3. Nach diesen Grundsätzen kann der Sachgrund der Gesamtvertretung im Schulbereich nicht schon deswegen verneint werden, weil das Landesschulamt für das beklagte Land einen Bedarf an Vertretungskräften für alle Berliner Schulen gemeinsam und ohne Rücksicht auf den jeweiligen Schultyp ermittelt hat. Nach den Feststellungen des Landesarbeitsgerichts war das Landesschulamt seit dem 1. Februar 1995 aufgrund einer gerichtlich nicht nachprüfbaren Organisationsentscheidung für die Organisation des Lehrereinsatzes für die Berliner Schulen zuständig. Das läßt grundsätzlich eine schultypenunabhängige Ermittlung und einem Ausgleich des Vertretungsbedarfs bei Lehrkräften zu, soweit das Landesschulamt über uneingeschränkte Versetzungs- und Umsetzungsbefugnisse verfügt und imstande ist, Personalüberhänge und Personalbedarfslagen im Schulbereich unabhängig vom jeweiligen Schultyp auszugleichen und dazu die angestellten oder verbeamteten planmäßigen Lehrer ohne Rücksicht auf deren Lehrbefähigung und Status zur Abdeckung eines vorübergehenden Personalbedarfs an allen Berliner Schulen einzusetzen. Dazu hat das Landesarbeitsgericht keine Feststellungen getroffen, weil es von der grundsätzlichen Unwirksamkeit schultypenübergreifender befristeter Vertretungen ausgegangen ist. Es hat folgerichtig nicht geprüft, ob das beklagte Land zum schultypenübergreifenden Einsatz und der fachfremden Verwendung seiner Lehrkräfte zur Abdeckung vorübergehender Bedarfslagen berechtigt ist. Diese Prüfung ist jedoch Voraussetzung für das Eingreifen des Sachgrunds der Gesamtvertretung bei Lehrkräften überhaupt und von dem Landesarbeitsgericht auf der Grundlage entsprechenden Vorbringens des beklagten Landes noch nachzuholen. Kommt es in dem anschließenden Berufungsverfahren, in dem neuer Sachvortrag wieder uneingeschränkt zulässig ist, zu dem Ergebnis, daß ein schultypenübergreifender Ausgleich von Personalüberhängen und Personalbedarfslagen nicht statthaft war, sind die Voraussetzungen für den Sachgrund einer schultypenübergreifenden Gesamtvertretung bei Lehrkräften nicht erfüllt. Darauf gestützte Befristungen sind sachlich nicht gerechtfertigt und damit unwirksam.

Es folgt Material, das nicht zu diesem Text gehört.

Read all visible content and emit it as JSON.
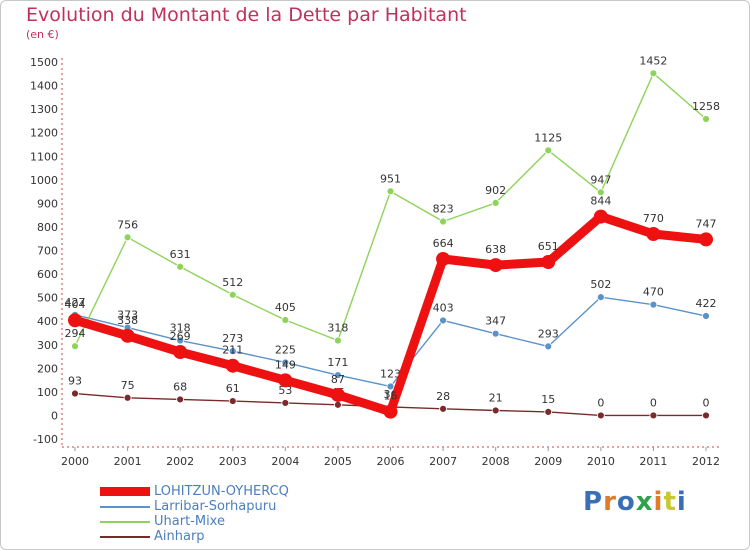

III. Andernfalls hat das Landesarbeitsgericht den Sachverhalt weiter aufzuklären und folgendes zu beachten:
1. Eine auf den Sachgrund der Gesamtvertretung im Schulbereich gestützte Befristung ist auch nicht deswegen unwirksam, weil das beklagte Land die Vertretungskräfte nicht nur zu Abdeckung eines Spitzenbedarfs eingesetzt und sie ungeachtet ihrer Examensnote eingestellt hat.
a) Der Sachgrund der Gesamtvertretung bei Lehrkräften setzt nicht voraus, daß das beklagte Land den in zulässiger Weise ermittelten Vertretungsbedarf durch die befristete Einstellung von Vertretungskräften völlig abdeckt. Nach den Wertungsmaßstäben dieses Sachgrunds ist es ausreichend, daß zwischen dem zeitweiligen Ausfall einer planmäßigen Lehrkraft und der befristeten Einstellung der Vertretungskraft ein Kausalzusammenhang besteht. Dieser Ursachenzusammenhang bleibt gewahrt, wenn die Zahl der befristet eingestellten Vertretungskräfte einen zutreffend ermittelten Gesamtvertretungsbedarf für planmäßige Lehrkräfte nicht übersteigt (Urteil vom 3. Dezember 1986, aaO). Eine Verpflichtung des Arbeitgebers, Arbeitskräfte entsprechend dem jeweiligen Bedarf zu beschäftigen, besteht nicht und ist auch nicht zum Nachweis des Ursachenzusammenhangs zu verlangen. Diesen hat das Landesarbeitsgericht anhand der vom beklagten Land genannten Daten zur Ermittlung des tatsächlichen Gesamtvertretungsbedarfs zu überprüfen.
b) Unerheblich ist auch, ob der Arbeitgeber bei der Auswahl von Vertretungskräften fachspezifische Bedarfslagen berücksichtigt, die nicht auf dem Ausfall von Lehrern, sondern auf einer unzureichenden Ausstattung mit planmäßigen Lehrkräften beruhen. Das gilt jedenfalls dann, wenn das beklagte Land nicht daran gehindert ist, für den Unterricht in diesen Fächern vorhandene planmäßige Lehrkräfte fachfremd zu verwenden. Insoweit verbleibt dem beklagten Land als Arbeitgeber die Entscheidung, ob und welche Arbeitsaufgaben von den Vertretungskräften erledigt werden sollen.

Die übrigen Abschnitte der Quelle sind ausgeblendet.